Large shift in Zestimate, how does it work?

8 Replies

It's hard to know, could be local sales comps dragging it down, a change in facts that Zillow has about the property (like number of bedrooms, bathrooms, change in square footage, etc), change in valuation by the assessor, or something else. This is a great example of why Zestimate's are not worth much, it's all automated and Zillow can only know so much about a property. 

Don't place too much value on this "estimate", true value is largely determined by sold comps (in the single family space) and supply/demand.

I have a duplex that has fluctuated like crazy this year; up 38% one day.

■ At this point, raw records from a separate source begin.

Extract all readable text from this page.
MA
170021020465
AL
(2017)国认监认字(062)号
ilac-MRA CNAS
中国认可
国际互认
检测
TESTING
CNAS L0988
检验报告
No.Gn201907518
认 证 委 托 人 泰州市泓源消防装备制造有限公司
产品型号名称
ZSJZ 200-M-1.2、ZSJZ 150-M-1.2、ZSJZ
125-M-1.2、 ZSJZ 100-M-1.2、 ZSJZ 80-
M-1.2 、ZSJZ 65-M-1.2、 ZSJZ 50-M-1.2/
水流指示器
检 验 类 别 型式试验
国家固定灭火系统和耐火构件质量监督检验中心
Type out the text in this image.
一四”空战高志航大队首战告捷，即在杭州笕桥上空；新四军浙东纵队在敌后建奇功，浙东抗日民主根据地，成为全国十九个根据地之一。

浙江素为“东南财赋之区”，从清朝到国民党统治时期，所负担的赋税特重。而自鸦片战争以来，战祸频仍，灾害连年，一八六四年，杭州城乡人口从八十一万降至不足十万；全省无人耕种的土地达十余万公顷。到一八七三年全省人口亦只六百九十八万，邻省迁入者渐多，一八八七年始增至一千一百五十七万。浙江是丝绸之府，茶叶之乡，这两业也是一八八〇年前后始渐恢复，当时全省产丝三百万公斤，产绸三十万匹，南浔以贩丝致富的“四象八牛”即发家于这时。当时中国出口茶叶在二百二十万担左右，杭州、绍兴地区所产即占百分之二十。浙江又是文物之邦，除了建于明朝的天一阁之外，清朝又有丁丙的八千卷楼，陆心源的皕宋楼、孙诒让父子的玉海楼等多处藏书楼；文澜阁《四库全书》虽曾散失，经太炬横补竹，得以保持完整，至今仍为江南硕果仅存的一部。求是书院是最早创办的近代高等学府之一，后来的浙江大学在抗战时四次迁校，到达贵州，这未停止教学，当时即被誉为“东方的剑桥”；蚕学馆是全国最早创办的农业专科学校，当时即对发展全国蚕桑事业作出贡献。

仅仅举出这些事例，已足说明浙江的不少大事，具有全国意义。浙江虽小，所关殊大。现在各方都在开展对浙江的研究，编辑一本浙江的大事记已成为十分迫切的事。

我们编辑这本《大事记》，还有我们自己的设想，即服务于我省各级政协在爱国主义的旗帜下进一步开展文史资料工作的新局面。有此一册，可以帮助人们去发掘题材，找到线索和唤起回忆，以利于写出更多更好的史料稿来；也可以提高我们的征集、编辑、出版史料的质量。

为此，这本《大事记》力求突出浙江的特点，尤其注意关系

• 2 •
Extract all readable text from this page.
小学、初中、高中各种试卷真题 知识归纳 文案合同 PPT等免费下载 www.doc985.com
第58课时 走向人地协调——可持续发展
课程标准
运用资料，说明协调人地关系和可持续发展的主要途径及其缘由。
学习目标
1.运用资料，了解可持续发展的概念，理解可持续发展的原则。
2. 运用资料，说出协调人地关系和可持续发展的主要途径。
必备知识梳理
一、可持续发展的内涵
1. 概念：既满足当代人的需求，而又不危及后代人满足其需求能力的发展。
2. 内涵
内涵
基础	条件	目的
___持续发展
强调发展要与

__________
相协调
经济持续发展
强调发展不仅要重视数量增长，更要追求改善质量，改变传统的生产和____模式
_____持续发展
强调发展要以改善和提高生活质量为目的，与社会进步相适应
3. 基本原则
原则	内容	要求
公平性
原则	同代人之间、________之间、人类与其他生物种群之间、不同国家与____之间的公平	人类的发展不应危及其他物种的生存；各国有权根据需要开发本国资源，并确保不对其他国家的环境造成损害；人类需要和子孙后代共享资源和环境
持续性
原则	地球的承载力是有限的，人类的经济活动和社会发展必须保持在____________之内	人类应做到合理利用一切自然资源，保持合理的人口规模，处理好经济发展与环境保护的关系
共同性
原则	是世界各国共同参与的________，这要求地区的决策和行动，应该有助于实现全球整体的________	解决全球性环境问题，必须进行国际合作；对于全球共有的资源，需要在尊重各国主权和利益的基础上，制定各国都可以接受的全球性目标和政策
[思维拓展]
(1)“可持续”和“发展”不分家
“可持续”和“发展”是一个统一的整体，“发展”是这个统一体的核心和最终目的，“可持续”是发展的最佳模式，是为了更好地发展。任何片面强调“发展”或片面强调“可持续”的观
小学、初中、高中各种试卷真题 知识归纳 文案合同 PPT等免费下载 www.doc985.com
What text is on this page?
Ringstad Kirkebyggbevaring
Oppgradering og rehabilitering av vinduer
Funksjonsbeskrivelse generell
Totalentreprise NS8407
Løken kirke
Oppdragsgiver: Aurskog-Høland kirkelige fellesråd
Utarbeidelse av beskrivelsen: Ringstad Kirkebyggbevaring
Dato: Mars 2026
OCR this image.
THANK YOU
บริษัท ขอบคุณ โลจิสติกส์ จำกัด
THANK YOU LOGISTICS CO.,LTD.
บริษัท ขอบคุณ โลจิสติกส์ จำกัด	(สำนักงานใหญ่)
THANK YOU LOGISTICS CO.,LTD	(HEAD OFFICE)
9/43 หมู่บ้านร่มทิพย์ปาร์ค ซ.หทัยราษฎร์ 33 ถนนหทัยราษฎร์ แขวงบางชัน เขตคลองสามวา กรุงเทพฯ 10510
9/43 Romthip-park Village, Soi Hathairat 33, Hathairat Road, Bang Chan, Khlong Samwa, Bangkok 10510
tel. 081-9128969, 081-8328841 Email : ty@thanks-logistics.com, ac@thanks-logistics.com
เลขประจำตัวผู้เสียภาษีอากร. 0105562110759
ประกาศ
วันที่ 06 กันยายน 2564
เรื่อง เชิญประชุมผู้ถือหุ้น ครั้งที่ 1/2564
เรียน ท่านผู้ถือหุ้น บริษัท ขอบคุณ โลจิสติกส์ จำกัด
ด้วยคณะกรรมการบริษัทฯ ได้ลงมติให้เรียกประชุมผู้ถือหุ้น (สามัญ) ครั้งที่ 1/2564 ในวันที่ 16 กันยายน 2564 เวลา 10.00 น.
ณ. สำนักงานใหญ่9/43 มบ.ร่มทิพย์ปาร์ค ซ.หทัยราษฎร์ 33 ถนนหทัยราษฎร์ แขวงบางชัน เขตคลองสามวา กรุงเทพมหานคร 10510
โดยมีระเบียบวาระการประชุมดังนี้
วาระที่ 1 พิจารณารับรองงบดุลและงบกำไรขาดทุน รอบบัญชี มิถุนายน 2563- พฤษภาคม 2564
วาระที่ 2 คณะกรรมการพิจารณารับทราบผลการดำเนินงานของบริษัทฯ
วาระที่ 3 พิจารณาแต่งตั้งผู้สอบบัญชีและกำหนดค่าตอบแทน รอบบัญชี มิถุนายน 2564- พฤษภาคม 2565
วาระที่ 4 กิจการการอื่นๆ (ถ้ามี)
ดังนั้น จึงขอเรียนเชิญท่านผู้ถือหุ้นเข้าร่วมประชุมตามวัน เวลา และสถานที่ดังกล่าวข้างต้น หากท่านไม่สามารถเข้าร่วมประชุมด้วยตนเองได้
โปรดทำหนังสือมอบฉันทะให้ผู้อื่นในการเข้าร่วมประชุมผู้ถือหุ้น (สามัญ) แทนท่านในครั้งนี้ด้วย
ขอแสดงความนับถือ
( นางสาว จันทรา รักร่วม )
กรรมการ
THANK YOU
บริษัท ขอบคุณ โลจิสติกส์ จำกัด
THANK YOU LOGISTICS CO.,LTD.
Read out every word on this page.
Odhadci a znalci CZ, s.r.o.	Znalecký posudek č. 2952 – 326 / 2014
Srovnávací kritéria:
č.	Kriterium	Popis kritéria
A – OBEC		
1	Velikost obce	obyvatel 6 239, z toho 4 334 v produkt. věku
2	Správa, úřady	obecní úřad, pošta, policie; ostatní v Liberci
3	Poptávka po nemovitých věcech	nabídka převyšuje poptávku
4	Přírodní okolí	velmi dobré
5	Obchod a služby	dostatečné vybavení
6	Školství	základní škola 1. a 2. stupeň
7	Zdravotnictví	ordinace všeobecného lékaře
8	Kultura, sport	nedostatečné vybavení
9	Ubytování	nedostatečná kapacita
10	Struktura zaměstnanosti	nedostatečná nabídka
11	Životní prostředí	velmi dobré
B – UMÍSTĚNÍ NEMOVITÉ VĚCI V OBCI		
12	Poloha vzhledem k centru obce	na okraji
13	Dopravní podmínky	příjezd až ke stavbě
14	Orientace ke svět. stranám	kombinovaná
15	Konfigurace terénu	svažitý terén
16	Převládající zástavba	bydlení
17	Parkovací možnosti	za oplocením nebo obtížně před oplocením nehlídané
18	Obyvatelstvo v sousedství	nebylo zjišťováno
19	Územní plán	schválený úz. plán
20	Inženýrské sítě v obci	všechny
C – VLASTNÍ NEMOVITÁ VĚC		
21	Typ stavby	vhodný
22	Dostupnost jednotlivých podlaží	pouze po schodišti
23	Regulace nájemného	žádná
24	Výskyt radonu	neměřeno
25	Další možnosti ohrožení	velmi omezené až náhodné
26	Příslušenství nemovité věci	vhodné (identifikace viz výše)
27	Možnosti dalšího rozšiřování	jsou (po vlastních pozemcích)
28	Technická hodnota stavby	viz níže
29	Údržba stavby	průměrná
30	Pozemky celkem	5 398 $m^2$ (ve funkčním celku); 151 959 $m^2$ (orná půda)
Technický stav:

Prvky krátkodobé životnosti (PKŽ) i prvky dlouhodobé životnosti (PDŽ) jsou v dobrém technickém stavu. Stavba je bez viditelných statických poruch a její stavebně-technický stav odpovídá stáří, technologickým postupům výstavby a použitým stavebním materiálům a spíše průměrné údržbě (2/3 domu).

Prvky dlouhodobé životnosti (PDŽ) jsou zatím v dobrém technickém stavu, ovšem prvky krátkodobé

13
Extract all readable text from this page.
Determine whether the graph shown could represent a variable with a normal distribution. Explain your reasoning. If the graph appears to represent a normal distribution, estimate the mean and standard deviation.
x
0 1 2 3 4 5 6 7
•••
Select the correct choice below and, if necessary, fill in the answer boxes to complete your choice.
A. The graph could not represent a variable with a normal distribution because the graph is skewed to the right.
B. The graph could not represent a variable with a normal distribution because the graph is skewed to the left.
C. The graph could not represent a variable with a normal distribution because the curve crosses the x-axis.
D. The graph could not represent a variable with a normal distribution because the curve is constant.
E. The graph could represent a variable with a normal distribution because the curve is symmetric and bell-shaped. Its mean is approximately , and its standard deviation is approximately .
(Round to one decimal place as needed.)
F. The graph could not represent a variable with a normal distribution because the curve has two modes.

Then 2 months later 30% down; up again. I don't think Zestimates are taken very seriously. 2 years ago my primary sold for 450k above Zestimate.

The Zessimate for one of my multifamily properties did the same thing. It dropped significantly this year. Zillow has mistakenly listed it as a single family house. That's one of the major problems with Zillow algorithms....they have never been inside the house so their Zesstimates are never accurate.

Thank you to everyone who replied! It's great stuff to know that others have had a similar experience.

It makes sense to me that something that relies on effectively hedonic modelling but on such localised / thin volumes, would run the risk of this sort of behaviour.

Thanks again to all who wrote back!

@Jason Weeks

My thoughts are unfortunately darker than to suggest Zillow has become complacent and is offering bad data references.... I actually think that both Zillow and RrdFin have a new agenda as they have both entered into the purchasing and selling of real estate so that have a vested interest in reducing their acquisition costs.

I contact Zillow 3 or 4 times when they mysteriously reduced the Zestimste on one of my properties by about $40,000 and they never replied to me. In the past they were more attentive and followed up when I contacted them.

Thanks and good luck!

That's an interesting thought @Richard Weinberg , I shudder to think that that's the case, but then these days seems that companies are unwilling to examine the conflicts of interest they are creating when they attempt to enter horizontals/verticals to continue providing growth to the market!

Originally posted by @Jason Weeks :

That's an interesting thought @Richard Weinberg , I shudder to think that that's the case, but then these days seems that companies are unwilling to examine the conflicts of interest they are creating when they attempt to enter horizontals/verticals to continue providing growth to the market!

But it's not a conflict of interest. In the past, at most, all the consumer/homeowner has ever been to zillow was the product being sold. To Realtors. Buying "leads." You as a homebuyer or homeowner have never been their customers or their clients. That's the thing that people never understood about zillow to begin with. You aren't the customer, you the human person are the product being marketed and sold. Think about that, let it sink in.

But of late, zillow "lead" quality has hit the bottom of the toilet. I know, b/c I've always gotten those forwarded emails from Realtors buying zillow's products with "hey Chris, Jackie and Billy need to get preapproved." For the last couple years, the DTIs, FICOs, incomes, down payments, etc, of Jackie and Billy have been plummeting. Realtors have been catching on, and buying less of zillow's product (humans).

So, they found a new product. Homeowners that think their home is worth less than what it's actually worth. And they are still selling that product - humans - to Realtors. The new model is that their customers, Realtors, buy the new 2.0 homeowner product. Who thinks their home is worth $400k b/c of the z-estimate. So they present Zillow's ibuyer $375k offer that can close in a week. Or, the paying customer of zillow says, "you can list it with me, I'm confident we can get $450k for it."

In reality, we're talking about a $550k home here. But the product being sold doesn't know that. They are excited about $450k. So the Realtor gets their listing agreement signed, and continues to be a happy paying customer of Zillow. Or, even better! The homeowner actually sells the $550k home to zillow for $375k.

Phew. OK, are we all up to speed on what zillow 1.0 was, and what zillow 2.0 now is? No more questions about the z-estimate number, now that we all know who zillow's customers are, and that as homeowners and homebuyers we are the products that zillow sells? Someone charge me $200 to ghost write this as a blog post or something, in my name (now I'm your customer. :P ).